What does どれ mean in this sentence

June 2, 2019

https://www.duolingo.com/profile/TravisGarr1

Duolingo, fix this:

どれを飲みますか

July 2, 2019

https://www.duolingo.com/profile/TravisGarr1

Duolingo, fix this:

どれを飲みますか

July 5, 2019

https://www.duolingo.com/profile/Ryu152657

I put "Which one you want to drink" but it is wrong. Why?

July 29, 2019

https://www.duolingo.com/profile/Nate855711

Oh come on. You need to work on your alternate translations. "What are you drinking?" is much more natural a translation than "what one are you drinking?" who even says that?

August 3, 2019

https://www.duolingo.com/profile/JoshuaLore9

But neither are correct. どれ means "which"; please read some of the other comments on this page.

August 3, 2019

https://www.duolingo.com/profile/Jordan677462

Gaaah so confused why you wouldn't use が?

April 14, 2019

https://www.duolingo.com/profile/JoshuaLore9

@percuriosus already answered your question yesterday.

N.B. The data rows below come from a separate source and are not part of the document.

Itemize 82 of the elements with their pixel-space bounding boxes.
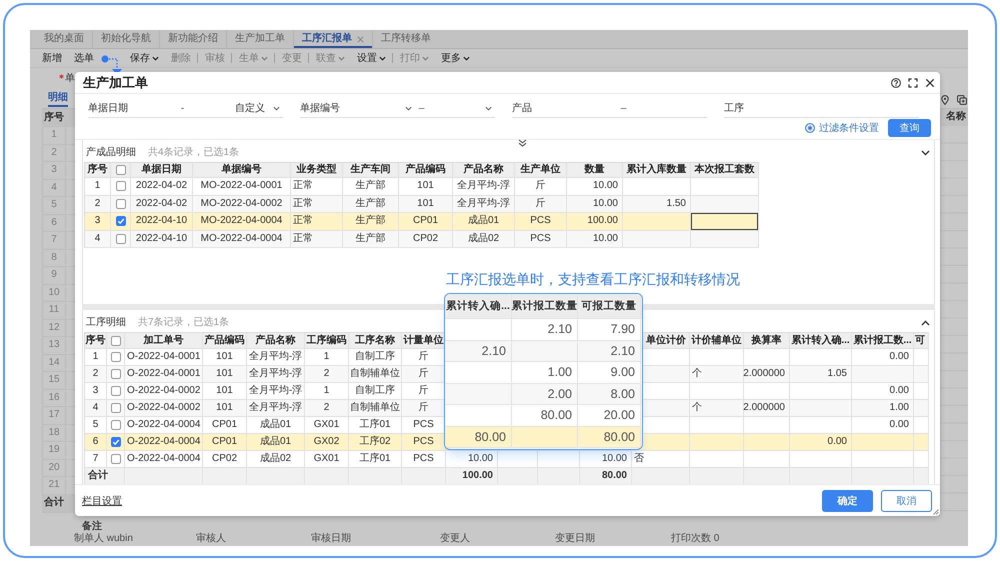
record-count: 共7条记录，已选1条 bbox=[138, 318, 230, 328]
column-header: 工序名称 bbox=[349, 333, 402, 349]
column-header: 业务类型 bbox=[291, 163, 343, 178]
column-header: 计价辅单位 bbox=[690, 333, 744, 349]
table-cell: 80.00 bbox=[445, 426, 512, 448]
table-cell: PCS bbox=[515, 230, 567, 248]
row-number: 15 bbox=[42, 372, 66, 388]
row-number: 7 bbox=[42, 232, 66, 248]
row-number: 13 bbox=[42, 337, 66, 354]
column-header: 计量单位 bbox=[402, 333, 446, 349]
table-cell: 生产部 bbox=[343, 230, 399, 248]
table-cell: MO-2022-04-0004 bbox=[193, 230, 291, 248]
footer-text: 变更日期 bbox=[555, 534, 596, 544]
field-label: 产品 bbox=[512, 100, 540, 118]
row-number: 1 bbox=[42, 127, 66, 144]
column-header: 累计转入确... bbox=[790, 333, 852, 349]
column-header: 换算率 bbox=[744, 333, 790, 349]
field-label: 备注 bbox=[82, 522, 102, 532]
row-number: 17 bbox=[42, 407, 66, 424]
range-separator: - bbox=[176, 100, 188, 118]
column-header: 单据编号 bbox=[193, 163, 291, 178]
row-number: 14 bbox=[42, 354, 66, 371]
dialog-title: 生产加工单 bbox=[83, 76, 148, 90]
column-header: 序号 bbox=[42, 109, 66, 126]
row-number: 8 bbox=[42, 250, 66, 266]
column-header: 名称 bbox=[940, 108, 968, 126]
range-separator: – bbox=[414, 100, 428, 118]
table-cell: CP02 bbox=[399, 230, 453, 248]
footer-text: 打印次数 0 bbox=[671, 534, 720, 544]
footer-text: 制单人 wubin bbox=[74, 534, 134, 544]
footer-text: 审核日期 bbox=[311, 534, 352, 544]
row-number: 2 bbox=[42, 144, 66, 161]
row-number: 21 bbox=[42, 477, 66, 494]
table-cell: 2022-04-10 bbox=[131, 230, 193, 248]
column-header: 序号 bbox=[85, 333, 107, 349]
row-number: 12 bbox=[42, 320, 66, 336]
total-cell: 80.00 bbox=[580, 468, 632, 485]
row-number: 19 bbox=[42, 442, 66, 458]
section-title: 产成品明细 bbox=[86, 148, 136, 158]
range-separator: – bbox=[616, 100, 630, 118]
column-header: 产品名称 bbox=[247, 333, 305, 349]
annotation-caption: 工序汇报选单时，支持查看工序汇报和转移情况 bbox=[446, 271, 740, 288]
column-header: 生产车间 bbox=[343, 163, 399, 178]
column-header: 序号 bbox=[85, 163, 111, 178]
column-header: 加工单号 bbox=[125, 333, 203, 349]
table-cell: 10.00 bbox=[567, 230, 623, 248]
column-header: 产品名称 bbox=[453, 163, 515, 178]
footer-text: 变更人 bbox=[440, 534, 471, 544]
table-cell: 成品02 bbox=[453, 230, 515, 248]
row-number: 16 bbox=[42, 390, 66, 406]
total-cell: 100.00 bbox=[446, 468, 498, 485]
total-label: 合计 bbox=[85, 468, 125, 485]
footer-text: 审核人 bbox=[196, 534, 227, 544]
section-title: 工序明细 bbox=[86, 318, 126, 328]
table-cell: 80.00 bbox=[578, 426, 641, 448]
column-header: 产品编码 bbox=[399, 163, 453, 178]
row-number: 18 bbox=[42, 424, 66, 441]
row-number: 4 bbox=[85, 230, 111, 248]
column-header: 累计报工数... bbox=[852, 333, 914, 349]
field-label: 单据编号 bbox=[300, 100, 348, 118]
record-count: 共4条记录，已选1条 bbox=[148, 148, 240, 158]
field-label: 工序 bbox=[724, 100, 752, 118]
row-number: 4 bbox=[42, 180, 66, 196]
column-header: 产品编码 bbox=[203, 333, 247, 349]
total-label: 合计 bbox=[42, 494, 66, 512]
row-number: 10 bbox=[42, 284, 66, 301]
field-label: 单据日期 bbox=[88, 100, 136, 118]
field-label: 单 bbox=[65, 74, 75, 84]
row-number: 11 bbox=[42, 302, 66, 318]
row-number: 20 bbox=[42, 460, 66, 476]
row-number: 9 bbox=[42, 267, 66, 284]
row-number: 3 bbox=[42, 162, 66, 178]
row-number: 5 bbox=[42, 197, 66, 214]
column-header: 数量 bbox=[567, 163, 623, 178]
row-number: 6 bbox=[42, 214, 66, 231]
column-header: 累计入库数量 bbox=[623, 163, 691, 178]
column-header: 单据日期 bbox=[131, 163, 193, 178]
column-header: 本次报工套数 bbox=[691, 163, 759, 178]
column-header: 可 bbox=[914, 333, 929, 349]
table-cell: 正常 bbox=[291, 230, 343, 248]
column-header: 工序编码 bbox=[305, 333, 349, 349]
column-header: 生产单位 bbox=[515, 163, 567, 178]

If you really want to know, you could just look it up yourself. Google "Japanese particles".

April 14, 2019

https://www.duolingo.com/profile/HerbertDav17

Normal American English . The phrase is " what will you have to drink?" denoting more than one choice.

August 4, 2019

https://www.duolingo.com/profile/percuriosus

”What will you have to drink” will be 何を飲みますか? in Japanese. In contrast どれ assumes there are several material options in front of you (more than two) and you are being asked to point which one you are going to drink.

August 4, 2019

https://www.duolingo.com/profile/Byung-OhWo

Is 'What do you drink?' wrong? I think 'Which will you drink?' is not correct. Should be 'Which one will you drink?'.

June 21, 2018

https://www.duolingo.com/profile/JoshuaLore9

In most cases, "what do you drink" is too open-ended; どれ implies that you have to choose from a specific range of options (defined by the context).

"Which will you drink" and "which one will you drink" are practically identical in meaning, so they are both correct.